In 2022, a team from the University of Catania resumed the archaeological work at the site of Tell Muhammad, a 2nd millennium BCE settlement located in the southern suburbs of the modern city of Baghdad, marked by the presence of a sacred area dated to the Old Babylonian period. Tell Muhammad has a long stratigraphic sequence that starts during the Ur III period, at the end of the 3rd millennium BCE, and ends during the Kassite period (ca. XVIth-XIIIth century BCE).
The long history of research started in the middle of the XIXth century when F. Jones and A. H. Layard dicovered a series of objects among which the two copper-alloy hollowed mace-heads with the inscription "E.GAL ha-am-mu-ra-bi" (i.e., the palace of Hammurabi).
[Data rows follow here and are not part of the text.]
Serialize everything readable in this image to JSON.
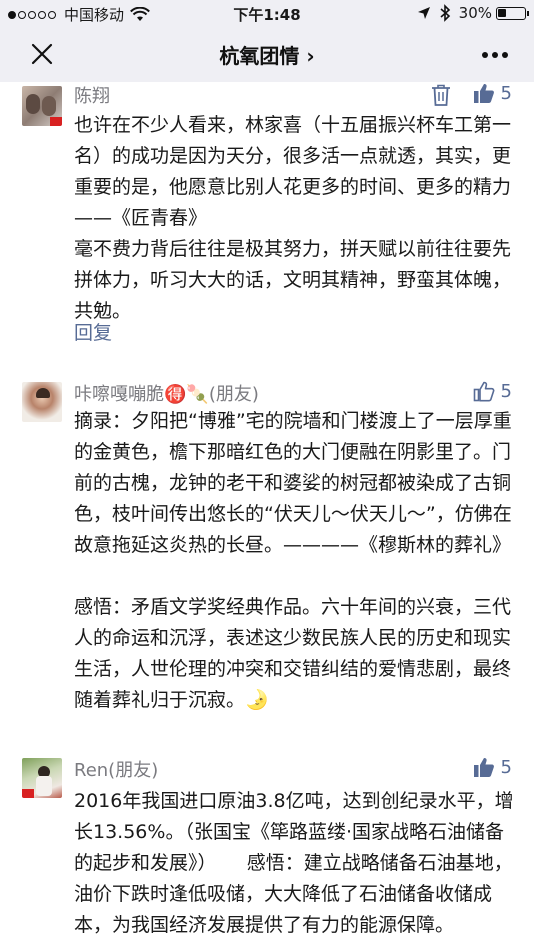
{
  "status_bar": {
    "carrier": "中国移动",
    "time": "下午1:48",
    "battery_text": "30%",
    "battery_level": 0.3,
    "signal_dots": 5,
    "signal_filled": 1
  },
  "nav": {
    "title": "杭氧团情",
    "title_suffix": "›"
  },
  "comments": [
    {
      "name": "陈翔",
      "likes": "5",
      "liked": true,
      "deletable": true,
      "text": "也许在不少人看来，林家喜（十五届振兴杯车工第一名）的成功是因为天分，很多活一点就透，其实，更重要的是，他愿意比别人花更多的时间、更多的精力——《匠青春》\n毫不费力背后往往是极其努力，拼天赋以前往往要先拼体力，听习大大的话，文明其精神，野蛮其体魄，共勉。",
      "reply_label": "回复"
    },
    {
      "name": "咔嚓嘎嘣脆🉐🍡(朋友)",
      "likes": "5",
      "liked": false,
      "text": "摘录：夕阳把“博雅”宅的院墙和门楼渡上了一层厚重的金黄色，檐下那暗红色的大门便融在阴影里了。门前的古槐，龙钟的老干和婆娑的树冠都被染成了古铜色，枝叶间传出悠长的“伏天儿～伏天儿～”，仿佛在故意拖延这炎热的长昼。————《穆斯林的葬礼》\n\n感悟：矛盾文学奖经典作品。六十年间的兴衰，三代人的命运和沉浮，表述这少数民族人民的历史和现实生活，人世伦理的冲突和交错纠结的爱情悲剧，最终随着葬礼归于沉寂。🌛"
    },
    {
      "name": "Ren(朋友)",
      "likes": "5",
      "liked": true,
      "text": "2016年我国进口原油3.8亿吨，达到创纪录水平，增长13.56%。（张国宝《筚路蓝缕·国家战略石油储备的起步和发展》）     感悟：建立战略储备石油基地，油价下跌时逢低吸储，大大降低了石油储备收储成本，为我国经济发展提供了有力的能源保障。"
    }
  ],
  "colors": {
    "link": "#576b95",
    "name": "#7b7b80",
    "background": "#efeff4"
  }
}
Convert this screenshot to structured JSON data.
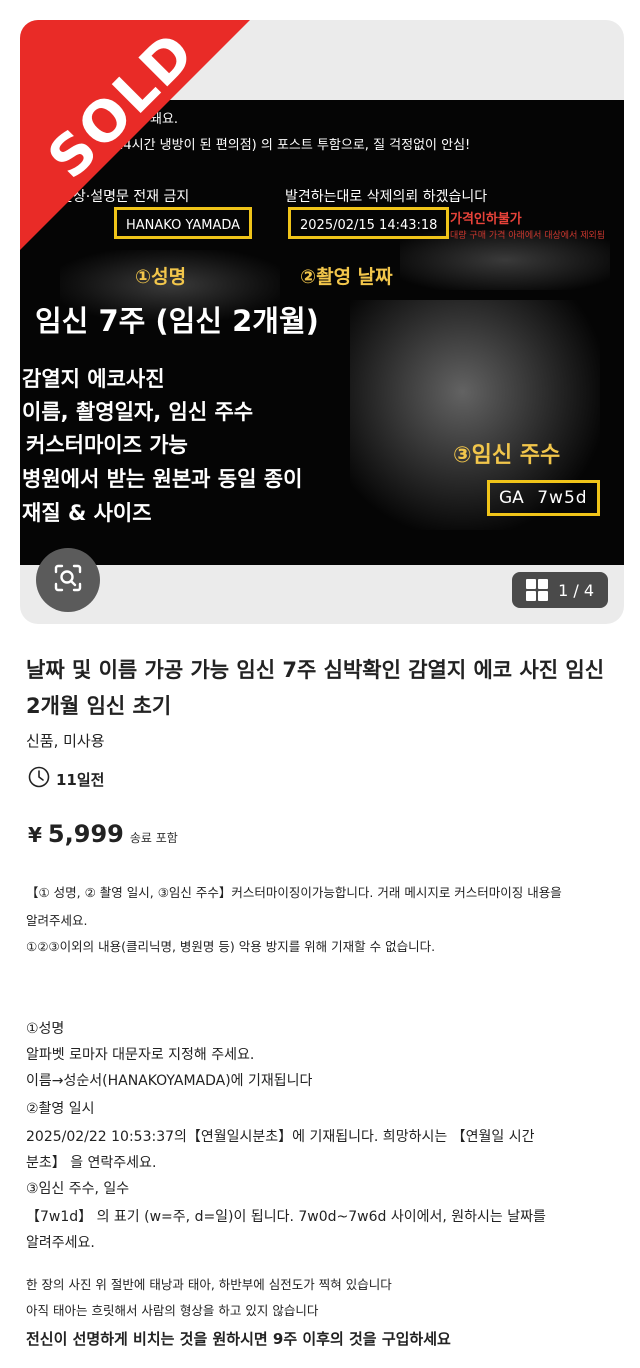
{
  "listing_image": {
    "sold_label": "SOLD",
    "overlay_lines": {
      "line1": "변질이 돼요.",
      "line2": "(24시간 냉방이 된 편의점) 의 포스트 투함으로, 질 걱정없이 안심!",
      "ban_notice": "면상·설명문 전재 금지",
      "delete_notice": "발견하는대로 삭제의뢰 하겠습니다",
      "name_box": "HANAKO YAMADA",
      "date_box": "2025/02/15 14:43:18",
      "no_discount": "가격인하불가",
      "no_discount_sub": "대량 구매 가격 아래에서 대상에서 제외됨",
      "label1": "①성명",
      "label2": "②촬영 날짜",
      "headline": "임신 7주 (임신 2개월)",
      "features": [
        "감열지 에코사진",
        "이름, 촬영일자, 임신 주수",
        "커스터마이즈 가능",
        "병원에서 받는 원본과 동일 종이",
        "재질 & 사이즈"
      ],
      "label3": "③임신 주수",
      "ga_prefix": "GA",
      "ga_value": "7w5d"
    },
    "counter": "1 / 4"
  },
  "item": {
    "title": "날짜 및 이름 가공 가능 임신 7주 심박확인 감열지 에코 사진 임신 2개월 임신 초기",
    "condition": "신품, 미사용",
    "posted": "11일전",
    "price_symbol": "¥",
    "price": "5,999",
    "shipping": "송료 포함"
  },
  "description": {
    "p1_l1": "【① 성명, ② 촬영 일시, ③임신 주수】커스터마이징이가능합니다. 거래 메시지로 커스터마이징 내용을",
    "p1_l2": "알려주세요.",
    "p1_l3": "①②③이외의 내용(클리닉명, 병원명 등) 악용 방지를 위해 기재할 수 없습니다.",
    "s1_head": "①성명",
    "s1_l1": "알파벳 로마자 대문자로 지정해 주세요.",
    "s1_l2": "이름→성순서(HANAKOYAMADA)에 기재됩니다",
    "s2_head": "②촬영 일시",
    "s2_l1": "2025/02/22 10:53:37의【연월일시분초】에 기재됩니다. 희망하시는 【연월일 시간",
    "s2_l2": "분초】 을 연락주세요.",
    "s3_head": "③임신 주수, 일수",
    "s3_l1": "【7w1d】 의 표기 (w=주, d=일)이 됩니다. 7w0d~7w6d 사이에서, 원하시는 날짜를",
    "s3_l2": "알려주세요.",
    "n1": "한 장의 사진 위 절반에 태낭과 태아, 하반부에 심전도가 찍혀 있습니다",
    "n2": "아직 태아는 흐릿해서 사람의 형상을 하고 있지 않습니다",
    "n3": "전신이 선명하게 비치는 것을 원하시면 9주 이후의 것을 구입하세요"
  }
}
These finds confer to the site a probable Old Babylonian presence during Hammurabi's kingdom. Excavations carried out by the Iraqi State Board of Antiquities and Heritage between 1978 and 1985 brought to light a sacred area, as well as hundreds of cuneiform tablets probably dated to the end of the Old Babylonian period. Included in this collection are tablets with chronological references to the ‘Fall of Babylon’, dated to 1595 BCE.
The aims of this presentation will be to present a preliminary analysis of the architecture and the material culture discovered during the first two seasons of excavation, as well as to reconsider the archaeological results from the previous excavations carried out at this important site.